Because of the heat, most customers had taken their drinks outside where they stood in huddled groups on the narrow pavement. Christ, there were times she hated London! Best catch an earlier train back, she decided. No point in hanging around.
She finished her sandwich though it tasted like stale cotton wool, left half the warm lager undrunk and was about to leave when Jack appeared framed in the doorway — the same old sandy-haired Jack in a T-shirt and tatty jeans with his key-ring hooked on to his belt. He spotted her right away.
‘Ginny! Oh, that’s great!’ He whirled around to the others following him in — Bill and Margie and Dan. ‘Hey, guess who’s here! It’s Ginny!’
His arms were around her in a strong, actors’ bear-hug and the others crowded forward to kiss her, to question her eagerly, making her feel she’d suddenly been brought back to life again. The intensity of those last few days with their caterpillar attacks and that tangled relationship with Bernie: it all fell away from her. This was her own warm, familiar world again, and she’d not been forgotten.
Dan organised the drinks. He was a dark-eyed, innocent-looking young actor with a special gift for playing really vicious thugs. A potential superstar, she’d always thought.
‘What’s it to be, Ginny?’ He glanced at her drink pityingly. ‘Not that draught lager? That’s cat’s piss gone flat.’

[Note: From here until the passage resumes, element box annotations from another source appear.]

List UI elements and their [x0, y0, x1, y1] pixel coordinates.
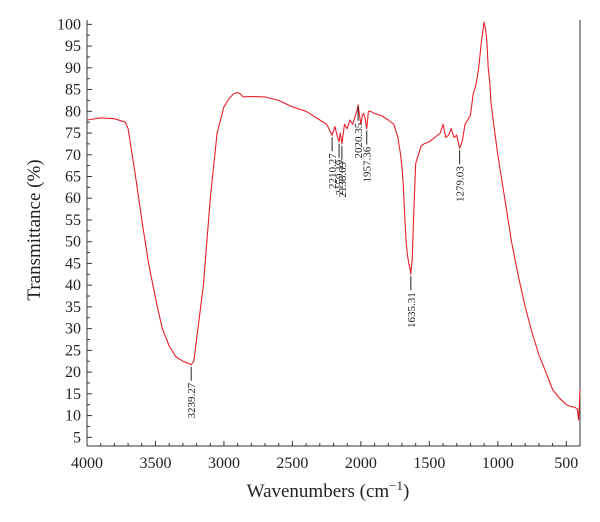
x-axis-title-text: Wavenumbers (cm [247, 481, 390, 502]
y-tick-label: 60 [65, 190, 81, 207]
y-tick-label: 10 [65, 408, 81, 425]
x-tick-label: 3000 [208, 455, 240, 472]
peak-label: 2138.69 [337, 161, 349, 197]
peak-label: 2020.35 [353, 122, 365, 158]
y-tick-label: 90 [65, 60, 81, 77]
y-tick-label: 15 [65, 386, 81, 403]
spectrum-line [86, 21, 581, 421]
y-tick-label: 45 [65, 255, 81, 272]
x-axis-title-exponent: −1 [389, 478, 403, 493]
peak-label: 2159.19 [334, 159, 346, 195]
y-tick-label: 95 [65, 38, 81, 55]
y-tick-label: 40 [65, 277, 81, 294]
plot-area [86, 20, 581, 447]
x-tick-label: 500 [554, 455, 578, 472]
y-tick-label: 20 [65, 364, 81, 381]
peak-label: 1279.03 [455, 166, 467, 202]
x-tick-label: 2000 [345, 455, 377, 472]
y-tick-label: 35 [65, 299, 81, 316]
y-tick-label: 50 [65, 234, 81, 251]
y-tick-label: 75 [65, 125, 81, 142]
y-tick-label: 100 [57, 16, 81, 33]
y-tick-label: 25 [65, 342, 81, 359]
x-axis-title-close: ) [403, 481, 409, 502]
y-tick-label: 30 [65, 321, 81, 338]
peak-label: 2210.27 [327, 153, 339, 189]
x-tick-label: 3500 [139, 455, 171, 472]
y-tick-label: 70 [65, 147, 81, 164]
y-tick-label: 55 [65, 212, 81, 229]
x-tick-label: 2500 [276, 455, 308, 472]
x-tick-label: 4000 [71, 455, 103, 472]
x-tick-label: 1000 [482, 455, 514, 472]
y-tick-label: 80 [65, 103, 81, 120]
y-tick-label: 65 [65, 168, 81, 185]
peak-label: 3239.27 [186, 382, 198, 418]
x-tick-label: 1500 [413, 455, 445, 472]
y-tick-label: 85 [65, 82, 81, 99]
peak-label: 1635.31 [406, 292, 418, 328]
y-axis-ticks: 5 10 15 20 25 30 35 40 45 50 55 60 65 70 75 80 85 90 95 100 [57, 16, 92, 446]
peak-label: 1957.36 [362, 146, 374, 182]
y-tick-label: 5 [73, 429, 81, 446]
x-axis-ticks: 4000 3500 3000 2500 2000 1500 1000 500 [71, 441, 578, 472]
y-axis-title: Transmittance (%) [24, 159, 45, 300]
x-axis-title: Wavenumbers (cm−1) [247, 478, 410, 502]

‘He knows!’ Margie mocked, meaningfully.
‘I keep on telling them, but they do nothing about it.’
‘I’ll have a whisky.’
‘Oh, it’s whisky these days? All right for some! How’s the country house then? Any trouble with the peasants, just call me!’
God, it felt so good being back with them! She had not realised how tense she’d become living down in that village cut off from everyone. But now it all seemed miles away. She listened enthralled to the latest gossip, drinking it in like water in a desert. Even the jokes sounded new.
Suddenly it was closing time. She and Jack were left alone together, the others discreetly going their own ways. On the pavement outside Jack paused, as so often.
‘Curry?’
The Indian restaurant was next door to the pub, a shabby place with bare, plastic-topped tables and a takeaway counter. It was open all day, imposing no rules about eating hours. She must have hesitated, because he added:
‘Or there’s a new Chinese opened just up the road. Deep-fried caterpillars and chopsticks.’
‘Jack!’ Shocked, she swung on him furiously; but then she remembered he didn’t know yet. She’d tried to ring him but he’d never been at home. ‘Sorry. Let’s go in here.’
They were the only customers, which made it easier for her to talk openly. She chose a table next to the window protected from the public gaze by a grubby lace curtain and ordered Tandoori chicken with rice and chutney. Jack took the same. While they waited she told him what had been happening since they had last been in touch — Lesley in hospital, then Mrs Kinley and her friend both killed, and that teenage girl with the van driver.